Kim Stewart: INJUN-uity, or Growing Up Pop

Two Rivers Gallery, Prince George, BC

TWO RIVERS GALLERY, PRINCE GEORGE BC - To July 8, 2018
By Michael Turner
As a child growing up in Prince George, Métis artist Kim Stewart was raised on “family lore” as told to her by her father. With her brother, the two siblings would “take sides as the East- West Indians, battle on their ranch and practices their horsemanship.” But as much as stories, practical knowledge and home life shaped her development, she was, like most children born after the Second World War, equally influenced by media images, toys and books that both introduced and reinforced stereotypes of “Indian-ness”.

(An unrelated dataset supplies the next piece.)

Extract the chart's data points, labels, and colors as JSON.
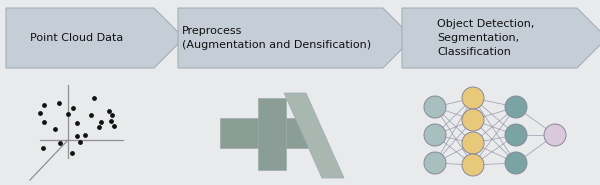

Over the past few years, Stewart has accumulated an archive of images and objects that signify “Indian-ness.” She shows a particular interest in comic books from the 1950s and ’60s, which, along with television, played leading roles in the misrepresentation of Indigenous peoples, often to “absurd” ends. For this exhibition, Stewart has scanned a number of comic book covers, enlarged them and placed them alongside “images painted in the same style to reflect family stories and experiences.”
In addition to these juxtapositions, Stewart has taken novels by best-selling American western writer Zane Grey and, through artful redaction, produced from their ruins a series of “hidden messages.” A third work returns the viewer to the intimacy of Stewart’s early years, this time in the form of an installation based on the family living room. Decorating the walls are horse blankets, toy guns, beaded gauntlets and bunting. Amidst that, a loop of family films replaces such TV entertainments as F Troop, Bonanza and The Wonderful World of Disney.